CVE-2024-21604

Name of the Vulnerable Software and Affected Versions Juniper Networks Junos OS Evolved versions prior to 20.4R3-S7-EVO Juniper Networks Junos OS Evolved version 21.2R1-EVO and later versions Juniper Networks Junos OS Evolved versions 21.4-EVO prior to 21.4R3-S5-EVO Juniper Networks Junos OS Evolved versions 22.1-EVO prior to 22.1R3-S2-EVO Juniper Networks Junos OS Evolved versions 22.2-EVO prior to 22.2R3-EVO Juniper Networks Junos OS Evolved versions 22.3-EVO prior to 22.3R2-EVO Juniper Networks Junos OS Evolved versions 22.4-EVO prior to 22.4R2-EVO

Description An Allocation of Resources Without Limits or Throttling issue in the kernel of Juniper Networks Junos OS Evolved allows an unauthenticated, network-based attacker to cause a Denial of Service (DoS). If a high rate of specific valid packets are processed by the routing engine (RE), this will lead to a loss of connectivity of the RE with other components of the chassis and thereby a complete and persistent system outage. A carefully designed lo0 firewall filter can block or limit these packets, which should prevent this issue from occurring.
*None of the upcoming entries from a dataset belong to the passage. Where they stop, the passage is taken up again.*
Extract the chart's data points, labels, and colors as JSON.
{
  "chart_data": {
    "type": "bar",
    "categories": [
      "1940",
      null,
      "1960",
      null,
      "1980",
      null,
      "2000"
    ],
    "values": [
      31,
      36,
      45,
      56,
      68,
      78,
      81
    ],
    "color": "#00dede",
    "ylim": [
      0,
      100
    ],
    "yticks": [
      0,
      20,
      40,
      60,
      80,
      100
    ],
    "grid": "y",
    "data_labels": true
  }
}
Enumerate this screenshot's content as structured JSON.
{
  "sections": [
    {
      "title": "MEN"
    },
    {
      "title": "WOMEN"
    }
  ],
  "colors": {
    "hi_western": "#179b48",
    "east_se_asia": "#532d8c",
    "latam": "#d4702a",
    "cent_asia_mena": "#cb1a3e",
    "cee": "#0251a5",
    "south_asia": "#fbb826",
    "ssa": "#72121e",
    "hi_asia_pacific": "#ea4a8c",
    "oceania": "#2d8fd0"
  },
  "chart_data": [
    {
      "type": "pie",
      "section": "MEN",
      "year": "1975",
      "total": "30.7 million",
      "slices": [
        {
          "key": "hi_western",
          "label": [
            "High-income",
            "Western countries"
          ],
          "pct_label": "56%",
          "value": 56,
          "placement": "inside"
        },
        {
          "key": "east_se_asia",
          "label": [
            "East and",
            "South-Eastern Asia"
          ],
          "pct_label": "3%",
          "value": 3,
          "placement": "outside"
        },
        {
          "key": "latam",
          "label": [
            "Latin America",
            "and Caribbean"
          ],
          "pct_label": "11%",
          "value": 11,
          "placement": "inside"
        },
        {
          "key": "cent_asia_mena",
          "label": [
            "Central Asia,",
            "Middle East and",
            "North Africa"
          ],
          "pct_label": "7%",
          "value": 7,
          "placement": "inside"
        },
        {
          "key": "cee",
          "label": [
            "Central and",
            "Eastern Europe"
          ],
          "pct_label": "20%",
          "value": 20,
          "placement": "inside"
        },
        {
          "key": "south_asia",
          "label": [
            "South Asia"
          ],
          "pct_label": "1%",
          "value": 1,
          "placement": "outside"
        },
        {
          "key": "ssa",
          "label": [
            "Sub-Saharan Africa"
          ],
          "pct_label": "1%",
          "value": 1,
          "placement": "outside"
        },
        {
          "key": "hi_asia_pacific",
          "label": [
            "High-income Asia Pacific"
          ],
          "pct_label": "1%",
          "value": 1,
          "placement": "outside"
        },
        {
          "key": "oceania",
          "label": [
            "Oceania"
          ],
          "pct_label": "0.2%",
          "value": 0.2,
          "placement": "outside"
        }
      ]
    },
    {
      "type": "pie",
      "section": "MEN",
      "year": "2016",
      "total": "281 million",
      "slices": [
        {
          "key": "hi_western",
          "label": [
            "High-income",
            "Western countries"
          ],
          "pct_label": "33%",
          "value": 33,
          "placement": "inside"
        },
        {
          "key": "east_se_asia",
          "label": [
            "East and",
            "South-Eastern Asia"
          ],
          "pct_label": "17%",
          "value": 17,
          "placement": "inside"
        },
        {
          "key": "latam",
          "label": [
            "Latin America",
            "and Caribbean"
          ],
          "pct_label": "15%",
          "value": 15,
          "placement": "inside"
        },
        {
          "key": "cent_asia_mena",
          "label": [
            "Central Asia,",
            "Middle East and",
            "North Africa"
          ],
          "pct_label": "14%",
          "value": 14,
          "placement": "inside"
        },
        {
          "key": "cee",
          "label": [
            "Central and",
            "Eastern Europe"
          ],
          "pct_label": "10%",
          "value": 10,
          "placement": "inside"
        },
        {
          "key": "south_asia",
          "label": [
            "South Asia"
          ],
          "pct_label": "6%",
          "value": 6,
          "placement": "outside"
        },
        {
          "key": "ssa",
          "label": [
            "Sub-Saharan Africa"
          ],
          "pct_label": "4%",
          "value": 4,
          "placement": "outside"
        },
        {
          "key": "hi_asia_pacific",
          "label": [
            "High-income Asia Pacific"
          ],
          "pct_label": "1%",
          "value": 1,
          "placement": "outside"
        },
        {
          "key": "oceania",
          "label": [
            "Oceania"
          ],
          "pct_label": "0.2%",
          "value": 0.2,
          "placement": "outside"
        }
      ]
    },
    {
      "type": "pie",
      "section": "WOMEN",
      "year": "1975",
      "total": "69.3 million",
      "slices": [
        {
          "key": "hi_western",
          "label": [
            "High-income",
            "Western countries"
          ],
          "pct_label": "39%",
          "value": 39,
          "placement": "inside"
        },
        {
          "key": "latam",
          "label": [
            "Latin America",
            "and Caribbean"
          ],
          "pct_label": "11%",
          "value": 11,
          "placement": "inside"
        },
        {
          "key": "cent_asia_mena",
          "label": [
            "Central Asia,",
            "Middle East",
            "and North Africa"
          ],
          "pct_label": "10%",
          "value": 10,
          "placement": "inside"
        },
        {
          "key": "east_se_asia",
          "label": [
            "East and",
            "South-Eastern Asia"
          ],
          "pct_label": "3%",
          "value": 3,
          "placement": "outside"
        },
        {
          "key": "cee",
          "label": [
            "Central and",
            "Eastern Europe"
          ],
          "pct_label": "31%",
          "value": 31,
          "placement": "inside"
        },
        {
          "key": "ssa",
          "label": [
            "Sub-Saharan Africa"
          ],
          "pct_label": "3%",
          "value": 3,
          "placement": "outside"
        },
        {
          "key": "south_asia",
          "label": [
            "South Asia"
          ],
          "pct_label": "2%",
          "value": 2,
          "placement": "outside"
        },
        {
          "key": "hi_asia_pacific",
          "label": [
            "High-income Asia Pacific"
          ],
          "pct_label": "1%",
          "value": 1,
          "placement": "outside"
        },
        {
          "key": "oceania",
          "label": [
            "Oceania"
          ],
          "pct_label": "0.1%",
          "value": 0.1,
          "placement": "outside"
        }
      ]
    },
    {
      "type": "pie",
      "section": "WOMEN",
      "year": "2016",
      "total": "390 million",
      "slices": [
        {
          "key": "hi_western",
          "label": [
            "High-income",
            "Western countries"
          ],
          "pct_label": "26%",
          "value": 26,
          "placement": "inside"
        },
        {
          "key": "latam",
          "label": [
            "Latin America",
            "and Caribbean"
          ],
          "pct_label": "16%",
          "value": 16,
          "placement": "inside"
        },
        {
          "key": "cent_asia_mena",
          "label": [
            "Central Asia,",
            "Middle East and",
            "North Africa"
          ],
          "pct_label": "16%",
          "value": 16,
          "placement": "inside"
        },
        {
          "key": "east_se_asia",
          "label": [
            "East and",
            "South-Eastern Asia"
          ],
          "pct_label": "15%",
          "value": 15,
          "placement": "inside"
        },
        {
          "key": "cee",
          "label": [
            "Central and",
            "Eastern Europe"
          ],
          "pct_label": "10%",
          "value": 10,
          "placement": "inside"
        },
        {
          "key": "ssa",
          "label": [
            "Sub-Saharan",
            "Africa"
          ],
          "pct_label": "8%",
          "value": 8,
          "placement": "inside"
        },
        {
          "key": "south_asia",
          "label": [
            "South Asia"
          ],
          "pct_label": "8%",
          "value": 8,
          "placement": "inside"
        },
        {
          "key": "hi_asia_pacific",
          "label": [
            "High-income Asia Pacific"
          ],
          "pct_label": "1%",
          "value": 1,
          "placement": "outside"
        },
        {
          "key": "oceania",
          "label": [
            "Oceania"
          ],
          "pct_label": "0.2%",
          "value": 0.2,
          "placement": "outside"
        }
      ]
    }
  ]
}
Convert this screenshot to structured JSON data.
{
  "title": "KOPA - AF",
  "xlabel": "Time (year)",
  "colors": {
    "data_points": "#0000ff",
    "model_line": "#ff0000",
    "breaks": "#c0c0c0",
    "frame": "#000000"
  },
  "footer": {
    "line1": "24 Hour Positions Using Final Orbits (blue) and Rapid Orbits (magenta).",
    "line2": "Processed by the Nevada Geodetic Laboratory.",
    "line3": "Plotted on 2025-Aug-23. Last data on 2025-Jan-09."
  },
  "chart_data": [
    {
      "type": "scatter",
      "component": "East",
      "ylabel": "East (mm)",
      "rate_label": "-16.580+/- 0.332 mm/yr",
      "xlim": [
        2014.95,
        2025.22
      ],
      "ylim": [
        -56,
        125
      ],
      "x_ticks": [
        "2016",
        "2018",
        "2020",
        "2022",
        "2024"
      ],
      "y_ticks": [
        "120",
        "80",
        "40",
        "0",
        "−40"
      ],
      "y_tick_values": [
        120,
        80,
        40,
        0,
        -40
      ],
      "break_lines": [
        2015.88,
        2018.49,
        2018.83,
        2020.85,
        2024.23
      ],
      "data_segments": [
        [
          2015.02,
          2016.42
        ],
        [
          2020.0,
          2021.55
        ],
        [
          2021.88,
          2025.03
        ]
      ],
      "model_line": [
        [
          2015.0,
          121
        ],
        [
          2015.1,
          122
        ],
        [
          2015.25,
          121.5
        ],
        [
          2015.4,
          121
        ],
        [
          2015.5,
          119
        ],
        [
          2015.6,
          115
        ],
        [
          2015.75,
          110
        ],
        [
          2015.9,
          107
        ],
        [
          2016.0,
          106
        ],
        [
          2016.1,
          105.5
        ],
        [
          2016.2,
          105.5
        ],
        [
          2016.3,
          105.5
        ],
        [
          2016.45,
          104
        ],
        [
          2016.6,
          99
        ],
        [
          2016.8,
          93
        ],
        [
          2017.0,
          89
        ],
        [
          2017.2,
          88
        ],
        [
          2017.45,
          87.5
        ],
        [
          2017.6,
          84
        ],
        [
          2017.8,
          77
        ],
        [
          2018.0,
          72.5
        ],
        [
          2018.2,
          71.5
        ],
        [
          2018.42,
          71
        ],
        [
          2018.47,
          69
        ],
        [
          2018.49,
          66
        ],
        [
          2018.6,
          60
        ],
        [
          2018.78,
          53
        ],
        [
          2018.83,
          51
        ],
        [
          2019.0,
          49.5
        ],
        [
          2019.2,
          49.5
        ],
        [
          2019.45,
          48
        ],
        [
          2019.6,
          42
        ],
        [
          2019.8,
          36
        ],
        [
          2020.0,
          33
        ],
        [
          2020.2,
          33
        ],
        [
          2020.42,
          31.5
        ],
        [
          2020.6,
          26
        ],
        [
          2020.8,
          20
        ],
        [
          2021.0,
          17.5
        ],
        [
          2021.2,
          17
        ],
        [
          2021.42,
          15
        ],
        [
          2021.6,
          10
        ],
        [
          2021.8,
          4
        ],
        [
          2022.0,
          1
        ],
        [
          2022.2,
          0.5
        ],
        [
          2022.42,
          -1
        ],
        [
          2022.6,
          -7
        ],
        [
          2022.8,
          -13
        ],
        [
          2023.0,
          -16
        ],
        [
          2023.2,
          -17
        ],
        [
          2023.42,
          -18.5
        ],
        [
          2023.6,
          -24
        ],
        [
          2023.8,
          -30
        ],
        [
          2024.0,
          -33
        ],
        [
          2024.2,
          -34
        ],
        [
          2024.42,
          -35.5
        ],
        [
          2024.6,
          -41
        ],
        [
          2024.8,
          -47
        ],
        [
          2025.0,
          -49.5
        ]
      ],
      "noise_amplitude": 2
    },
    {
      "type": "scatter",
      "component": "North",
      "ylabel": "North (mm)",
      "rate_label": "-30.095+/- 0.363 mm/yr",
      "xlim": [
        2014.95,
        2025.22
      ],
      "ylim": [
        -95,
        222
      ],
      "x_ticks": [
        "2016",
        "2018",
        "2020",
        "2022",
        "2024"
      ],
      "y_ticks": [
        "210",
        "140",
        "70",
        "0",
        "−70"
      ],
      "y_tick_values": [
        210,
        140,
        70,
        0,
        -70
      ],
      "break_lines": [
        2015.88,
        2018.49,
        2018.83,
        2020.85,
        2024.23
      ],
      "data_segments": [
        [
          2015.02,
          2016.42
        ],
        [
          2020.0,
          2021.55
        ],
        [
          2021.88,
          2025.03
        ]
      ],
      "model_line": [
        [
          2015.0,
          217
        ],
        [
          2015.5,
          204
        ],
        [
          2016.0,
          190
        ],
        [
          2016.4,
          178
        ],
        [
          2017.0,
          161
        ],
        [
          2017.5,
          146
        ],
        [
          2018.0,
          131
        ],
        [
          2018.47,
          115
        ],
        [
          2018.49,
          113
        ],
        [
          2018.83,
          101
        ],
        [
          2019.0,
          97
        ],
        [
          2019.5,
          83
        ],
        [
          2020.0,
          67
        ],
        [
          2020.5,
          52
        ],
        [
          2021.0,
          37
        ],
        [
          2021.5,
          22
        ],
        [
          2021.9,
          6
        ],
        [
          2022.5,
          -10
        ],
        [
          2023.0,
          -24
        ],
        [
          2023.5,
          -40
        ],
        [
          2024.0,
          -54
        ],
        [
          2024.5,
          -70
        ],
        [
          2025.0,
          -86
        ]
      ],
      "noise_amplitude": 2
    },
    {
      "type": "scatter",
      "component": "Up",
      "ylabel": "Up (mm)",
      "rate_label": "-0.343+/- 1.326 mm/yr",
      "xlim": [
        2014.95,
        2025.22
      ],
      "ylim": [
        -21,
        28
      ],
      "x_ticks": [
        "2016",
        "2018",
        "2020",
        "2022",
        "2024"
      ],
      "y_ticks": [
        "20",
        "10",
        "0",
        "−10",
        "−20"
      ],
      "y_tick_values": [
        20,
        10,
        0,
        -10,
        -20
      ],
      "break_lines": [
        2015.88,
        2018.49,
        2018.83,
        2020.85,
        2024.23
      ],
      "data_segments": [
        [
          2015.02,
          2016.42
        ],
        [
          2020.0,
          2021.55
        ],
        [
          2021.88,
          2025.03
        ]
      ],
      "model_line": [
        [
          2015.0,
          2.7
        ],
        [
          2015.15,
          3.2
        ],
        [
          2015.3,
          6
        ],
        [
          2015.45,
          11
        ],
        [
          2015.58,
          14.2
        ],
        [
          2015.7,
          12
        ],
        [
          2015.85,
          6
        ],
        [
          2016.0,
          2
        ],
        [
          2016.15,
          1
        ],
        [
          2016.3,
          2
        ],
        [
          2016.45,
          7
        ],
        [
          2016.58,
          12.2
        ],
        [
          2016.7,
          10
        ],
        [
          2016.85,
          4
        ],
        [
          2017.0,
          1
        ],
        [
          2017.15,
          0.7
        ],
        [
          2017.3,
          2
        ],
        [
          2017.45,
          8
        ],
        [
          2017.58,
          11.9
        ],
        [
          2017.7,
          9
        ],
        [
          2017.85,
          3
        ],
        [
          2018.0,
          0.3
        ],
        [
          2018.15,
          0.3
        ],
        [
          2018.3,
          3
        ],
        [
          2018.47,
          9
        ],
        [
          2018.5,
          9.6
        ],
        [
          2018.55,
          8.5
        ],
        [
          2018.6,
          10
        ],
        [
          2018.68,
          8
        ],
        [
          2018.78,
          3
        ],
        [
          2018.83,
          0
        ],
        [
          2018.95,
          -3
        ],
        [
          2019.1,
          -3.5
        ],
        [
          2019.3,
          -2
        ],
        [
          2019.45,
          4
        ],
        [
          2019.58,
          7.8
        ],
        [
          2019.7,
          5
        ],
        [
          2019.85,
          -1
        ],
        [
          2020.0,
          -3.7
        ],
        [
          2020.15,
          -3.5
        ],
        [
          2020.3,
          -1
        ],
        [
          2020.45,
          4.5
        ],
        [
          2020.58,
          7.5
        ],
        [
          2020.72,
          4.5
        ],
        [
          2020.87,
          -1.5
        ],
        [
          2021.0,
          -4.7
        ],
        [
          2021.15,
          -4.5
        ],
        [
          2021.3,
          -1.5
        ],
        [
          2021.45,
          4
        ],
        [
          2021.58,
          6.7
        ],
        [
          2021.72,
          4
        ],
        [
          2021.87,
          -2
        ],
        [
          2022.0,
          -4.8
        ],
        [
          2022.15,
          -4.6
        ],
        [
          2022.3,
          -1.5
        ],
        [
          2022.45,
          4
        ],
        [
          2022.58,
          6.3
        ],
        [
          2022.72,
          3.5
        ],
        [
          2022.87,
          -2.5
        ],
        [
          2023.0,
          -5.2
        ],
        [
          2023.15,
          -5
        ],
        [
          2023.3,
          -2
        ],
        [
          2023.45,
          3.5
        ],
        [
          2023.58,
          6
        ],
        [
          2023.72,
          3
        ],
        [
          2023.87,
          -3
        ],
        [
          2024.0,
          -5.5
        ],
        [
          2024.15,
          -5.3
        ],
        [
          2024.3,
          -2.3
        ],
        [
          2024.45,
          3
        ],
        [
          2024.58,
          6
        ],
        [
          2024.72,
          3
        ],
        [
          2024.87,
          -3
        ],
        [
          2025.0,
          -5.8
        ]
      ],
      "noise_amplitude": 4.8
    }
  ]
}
Recommendations For versions prior to 20.4R3-S7-EVO, update to version 20.4R3-S7-EVO or later. For version 21.2R1-EVO and later versions, ensure a carefully designed lo0 firewall filter is in place to block or limit specific valid packets. For versions 21.4-EVO prior to 21.4R3-S5-EVO, update to version 21.4R3-S5-EVO or later. For versions 22.1-EVO prior to 22.1R3-S2-EVO, update to version 22.1R3-S2-EVO or later. For versions 22.2-EVO prior to 22.2R3-EVO, update to version 22.2R3-EVO or later. For versions 22.3-EVO prior to 22.3R2-EVO, update to version 22.3R2-EVO or later. For versions 22.4-EVO prior to 22.4R2-EVO, update to version 22.4R2-EVO or later. As a temporary workaround, consider implementing a carefully designed lo0 firewall filter to block or limit specific valid packets until a patch is available.